Os principais fatores de risco para desenvolver apneia obstrutiva do sono são:
- Sobrepeso / obesidade
- Ganho de peso recente
- Aumento da circunferência do pescoço
- Anatomia desfavorável das vias aéreas
- Retrognatismo (mandibula menor em relação à maxila – impressão de “queixo pequeno”)
- História familiar de apneia do sono
- Medicações indutoras do sono (principalmente benzodiazepínicos, como frontal, rivotril, lexotan) e analgésicos opióides
Diagnóstico:
Além de todos os dados clínicos já citados, frente à suspeita de apneia obstrutiva do sono, o exame mais indicado é a polissonografia diagnóstica. Classicamente ela é realizada em um laboratório do sono, no qual técnicos habilitados instalam monitores respiratórios, cardiológicos, de movimento do corpo e olhos e da atividade elétrica do cérebro.
Como maneira de simplificar o exame para diagnóstico de apneia do sono, tem-se utilizado, principalmente em tempos de pandemia, a polissonografia domiciliar. Suas vantagens são o menor custo para os pacientes e seguradoras de saúde, menos exposição do paciente, noite mais próxima do normal, sem múltiplos monitores. Contudo, é um teste um pouco menos sensível para casos leves de apneia do sono, além de não avaliar as ondas cerebrais por meio de eletroencefalograma e, portanto, pode não ser adequado para outros transtornos do sono. De acordo com o resultado do exames, a apneia do sono pode ser classificada como leve, moderada ou grave.
Tratamento:
Em casos mais leves, podem ser tentadas medidas como perda de peso, evitar posições que piorem a apneia e reduzir o consumo de álcool ou remédios que acentuam a condição. Existem também aparelhos orais que visam ajustar a posição da mandíbula e favorecer a passagem de ar pela via aérea.

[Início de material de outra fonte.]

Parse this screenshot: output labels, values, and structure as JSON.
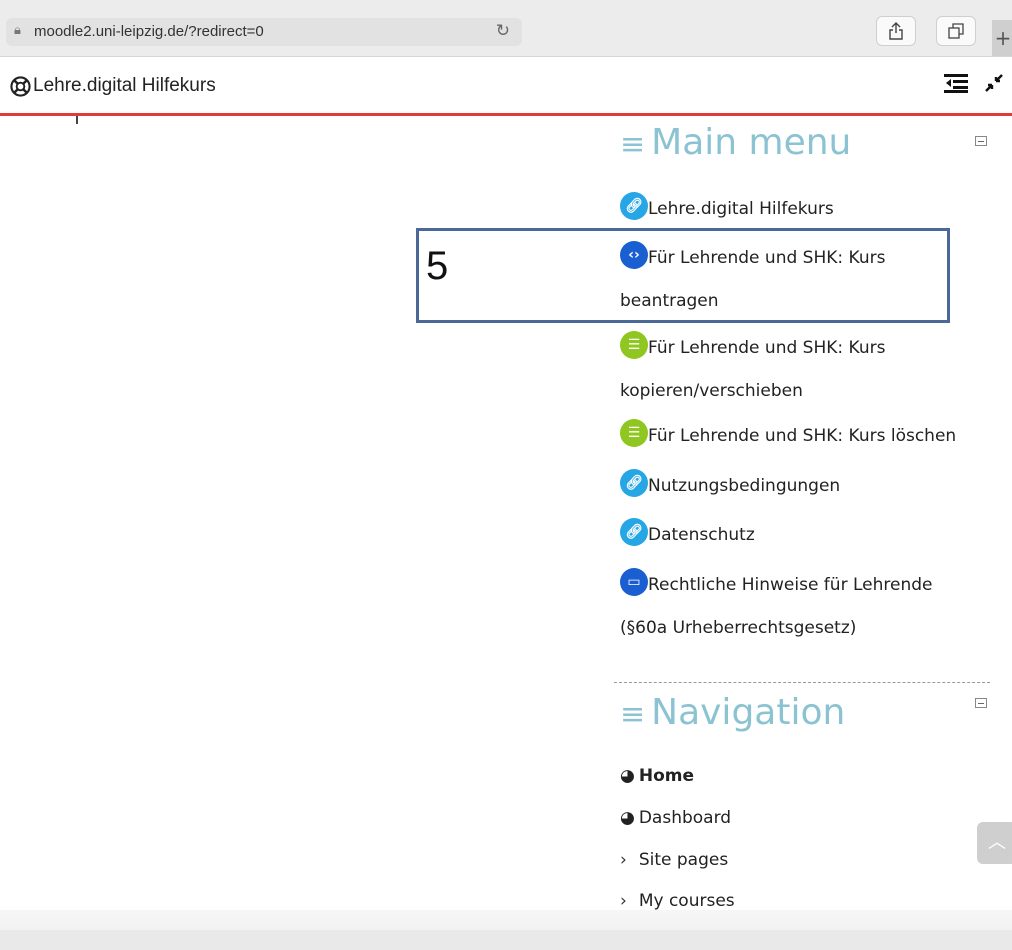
{
  "browser": {
    "url": "moodle2.uni-leipzig.de/?redirect=0"
  },
  "header": {
    "site_name": "Lehre.digital Hilfekurs"
  },
  "annotation": {
    "step_number": "5"
  },
  "main_menu": {
    "title": "Main menu",
    "items": [
      {
        "label": "Lehre.digital Hilfekurs",
        "icon": "link-icon"
      },
      {
        "label_line1": "Für Lehrende und SHK: Kurs",
        "label_line2": "beantragen",
        "icon": "code-icon"
      },
      {
        "label_line1": "Für Lehrende und SHK: Kurs",
        "label_line2": "kopieren/verschieben",
        "icon": "checklist-icon"
      },
      {
        "label": "Für Lehrende und SHK: Kurs löschen",
        "icon": "checklist-icon"
      },
      {
        "label": "Nutzungsbedingungen",
        "icon": "link-icon"
      },
      {
        "label": "Datenschutz",
        "icon": "link-icon"
      },
      {
        "label_line1": "Rechtliche Hinweise für Lehrende",
        "label_line2": "(§60a Urheberrechtsgesetz)",
        "icon": "page-icon"
      }
    ]
  },
  "navigation": {
    "title": "Navigation",
    "items": [
      {
        "label": "Home"
      },
      {
        "label": "Dashboard"
      },
      {
        "label": "Site pages"
      },
      {
        "label": "My courses"
      }
    ]
  },
  "colors": {
    "accent_red": "#e03a3a",
    "block_title": "#8bc3d2",
    "highlight_box": "#4a6996"
  }
}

O tratamento mais utilizado e eficaz para casos de apneia do sono moderada a grave é o CPAP (pressão positiva contínua nas vias aéreas). Como o próprio nome diz, este aparelho fornece uma pressão contínua de ar, que deve ser suficiente para que a via aérea permaneça pérvia. Para cada indivíduo, essa pressão é diferente, e é determinada por exame de polissonografia ou, no caso de aparelhos mais modernos, é reconhecida e ajustada automaticamente pelo próprio CPAP.
Para que o tratamento seja eficaz, é necessário que o paciente utilize regularmente o aparelho de CPAP, o que corresponde a usar por pelo menos 4 horas por noite em 70% dos dias. Esse uso pode ser monitorado pelo médico ou fisioterapeuta por meio de um chip que fica dentro do aparelho, ou até pode ser enviado diretamente do aparelho para o médico no caso de equipamentos mais recentes.

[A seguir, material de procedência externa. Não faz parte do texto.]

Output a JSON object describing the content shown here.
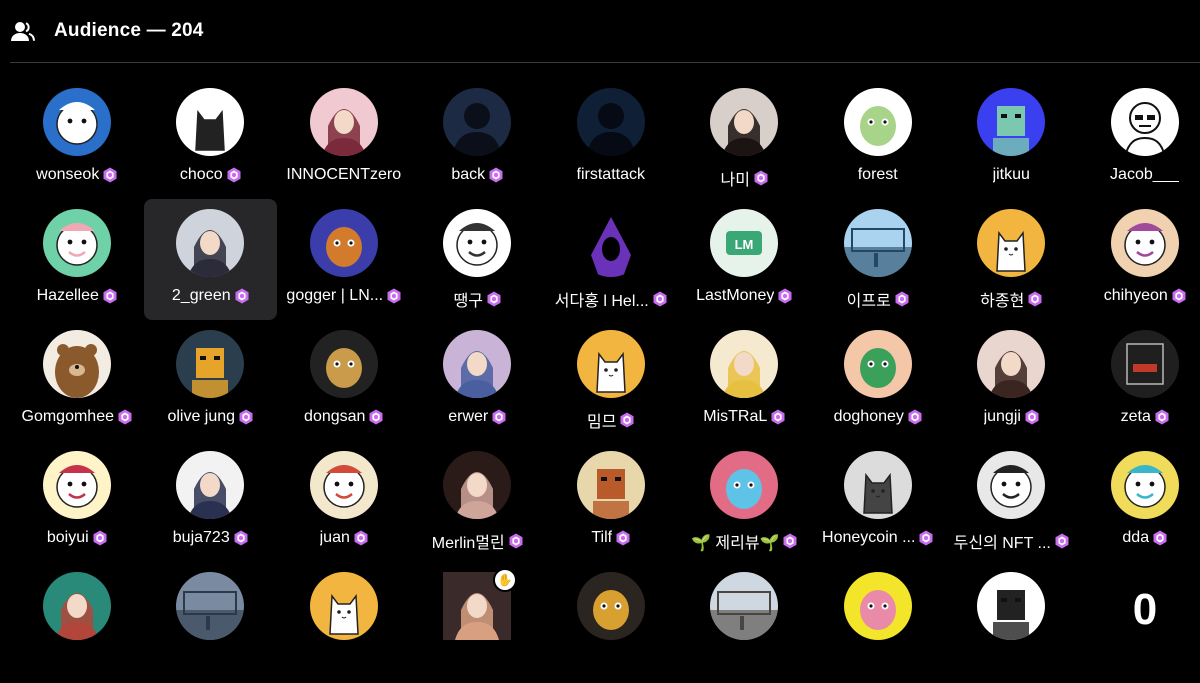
{
  "header": {
    "title": "Audience — 204"
  },
  "members": [
    {
      "name": "wonseok",
      "badge": true,
      "bg": "#2a6fc9",
      "fg": "#ffffff",
      "icon": "cartoon-face"
    },
    {
      "name": "choco",
      "badge": true,
      "bg": "#ffffff",
      "fg": "#222222",
      "icon": "cat"
    },
    {
      "name": "INNOCENTzero",
      "badge": false,
      "bg": "#f0c9d1",
      "fg": "#7a2a3a",
      "icon": "person"
    },
    {
      "name": "back",
      "badge": true,
      "bg": "#1c2a44",
      "fg": "#0b0f1a",
      "icon": "silhouette"
    },
    {
      "name": "firstattack",
      "badge": false,
      "bg": "#0f1f36",
      "fg": "#050a14",
      "icon": "silhouette"
    },
    {
      "name": "나미",
      "badge": true,
      "bg": "#d8cfcb",
      "fg": "#1b1412",
      "icon": "person"
    },
    {
      "name": "forest",
      "badge": false,
      "bg": "#ffffff",
      "fg": "#a8d48a",
      "icon": "creature"
    },
    {
      "name": "jitkuu",
      "badge": false,
      "bg": "#3a3ff0",
      "fg": "#7ac8b0",
      "icon": "pixel"
    },
    {
      "name": "Jacob___",
      "badge": false,
      "bg": "#ffffff",
      "fg": "#111111",
      "icon": "sketch"
    },
    {
      "name": "Hazellee",
      "badge": true,
      "bg": "#6fd1a7",
      "fg": "#f0a9b4",
      "icon": "cartoon-face"
    },
    {
      "name": "2_green",
      "badge": true,
      "bg": "#cfd3dc",
      "fg": "#2b2b3a",
      "icon": "person"
    },
    {
      "name": "gogger | LN...",
      "badge": true,
      "bg": "#3a3daa",
      "fg": "#d27b2c",
      "icon": "creature"
    },
    {
      "name": "땡구",
      "badge": true,
      "bg": "#ffffff",
      "fg": "#333333",
      "icon": "cartoon-face"
    },
    {
      "name": "서다홍 l Hel...",
      "badge": true,
      "bg": "#000000",
      "fg": "#6a32b8",
      "icon": "hood"
    },
    {
      "name": "LastMoney",
      "badge": true,
      "bg": "#e6f3ea",
      "fg": "#3aa776",
      "icon": "lm-logo"
    },
    {
      "name": "이프로",
      "badge": true,
      "bg": "#a9d3ee",
      "fg": "#234766",
      "icon": "scene"
    },
    {
      "name": "하종현",
      "badge": true,
      "bg": "#f2b540",
      "fg": "#ffffff",
      "icon": "cat"
    },
    {
      "name": "chihyeon",
      "badge": true,
      "bg": "#f0d2b0",
      "fg": "#a14a9c",
      "icon": "cartoon-face"
    },
    {
      "name": "Gomgomhee",
      "badge": true,
      "bg": "#f2ece2",
      "fg": "#8a5a2c",
      "icon": "bear"
    },
    {
      "name": "olive jung",
      "badge": true,
      "bg": "#2a3e4e",
      "fg": "#e6a52a",
      "icon": "pixel"
    },
    {
      "name": "dongsan",
      "badge": true,
      "bg": "#222222",
      "fg": "#c99b4a",
      "icon": "creature"
    },
    {
      "name": "erwer",
      "badge": true,
      "bg": "#c9b4d8",
      "fg": "#4a5fa0",
      "icon": "person"
    },
    {
      "name": "밈므",
      "badge": true,
      "bg": "#f2b540",
      "fg": "#ffffff",
      "icon": "cat"
    },
    {
      "name": "MisTRaL",
      "badge": true,
      "bg": "#f5ead0",
      "fg": "#e6c040",
      "icon": "person"
    },
    {
      "name": "doghoney",
      "badge": true,
      "bg": "#f3c7a8",
      "fg": "#3aa05a",
      "icon": "creature"
    },
    {
      "name": "jungji",
      "badge": true,
      "bg": "#e8d6cf",
      "fg": "#3a2520",
      "icon": "person"
    },
    {
      "name": "zeta",
      "badge": true,
      "bg": "#1f1f1f",
      "fg": "#b9b9b9",
      "icon": "box"
    },
    {
      "name": "boiyui",
      "badge": true,
      "bg": "#fff3c8",
      "fg": "#c5324a",
      "icon": "cartoon-face"
    },
    {
      "name": "buja723",
      "badge": true,
      "bg": "#f2f2f2",
      "fg": "#2a3150",
      "icon": "person"
    },
    {
      "name": "juan",
      "badge": true,
      "bg": "#f4e8cc",
      "fg": "#d14a3a",
      "icon": "cartoon-face"
    },
    {
      "name": "Merlin멀린",
      "badge": true,
      "bg": "#2a1a18",
      "fg": "#cfa59a",
      "icon": "person"
    },
    {
      "name": "Tilf",
      "badge": true,
      "bg": "#e8d7aa",
      "fg": "#b85a2a",
      "icon": "pixel"
    },
    {
      "name": "🌱 제리뷰🌱",
      "badge": true,
      "bg": "#e26b86",
      "fg": "#5ec3e6",
      "icon": "creature"
    },
    {
      "name": "Honeycoin ...",
      "badge": true,
      "bg": "#dcdcdc",
      "fg": "#444444",
      "icon": "cat"
    },
    {
      "name": "두신의 NFT ...",
      "badge": true,
      "bg": "#e8e8e8",
      "fg": "#222222",
      "icon": "cartoon-face"
    },
    {
      "name": "dda",
      "badge": true,
      "bg": "#f0dc5a",
      "fg": "#3ab6c9",
      "icon": "cartoon-face"
    },
    {
      "name": "",
      "badge": false,
      "bg": "#2a8a7a",
      "fg": "#b3463a",
      "icon": "person"
    },
    {
      "name": "",
      "badge": false,
      "bg": "#7a8aa0",
      "fg": "#2a3a4a",
      "icon": "scene"
    },
    {
      "name": "",
      "badge": false,
      "bg": "#f2b540",
      "fg": "#ffffff",
      "icon": "cat"
    },
    {
      "name": "",
      "badge": false,
      "bg": "#3a2a2a",
      "fg": "#d8a080",
      "icon": "person",
      "hand": true
    },
    {
      "name": "",
      "badge": false,
      "bg": "#2a2520",
      "fg": "#d8a030",
      "icon": "creature"
    },
    {
      "name": "",
      "badge": false,
      "bg": "#cfd8e0",
      "fg": "#4a4540",
      "icon": "scene"
    },
    {
      "name": "",
      "badge": false,
      "bg": "#f2e52a",
      "fg": "#e88aa8",
      "icon": "creature"
    },
    {
      "name": "",
      "badge": false,
      "bg": "#ffffff",
      "fg": "#222222",
      "icon": "pixel"
    },
    {
      "name": "",
      "badge": false,
      "bg": "#000000",
      "fg": "#ffffff",
      "icon": "zero"
    }
  ],
  "selected_index": 10,
  "colors": {
    "gem": "#c96cf0",
    "gem_inner": "#ffffff",
    "selected_bg": "#27272a"
  },
  "icons": {
    "header": "people-icon",
    "hand": "raised-hand-icon"
  }
}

A baixa adesão ao CPAP infelizmente não é incomum, e geralmente ocorre por falta de informações sobre o tratamento ou mesmo pelo mau uso do aparelho ou máscara. Uma queixa bastante comum, por exemplo, é “boca seca”, que pode ser evitada com um umidificador. A utilização da máscara adequada para cada indivíduo também é importante, e para isso o paciente precisa ser bem instruído no momento da compra ou aluguel do equipamento.
Apesar de o investimento inicial ser alto, os benefícios do tratamento são rapidamente perceptíveis, com considerável melhora na qualidade de vida, do sono e redução do risco de doenças cardio e cerebrovasculares.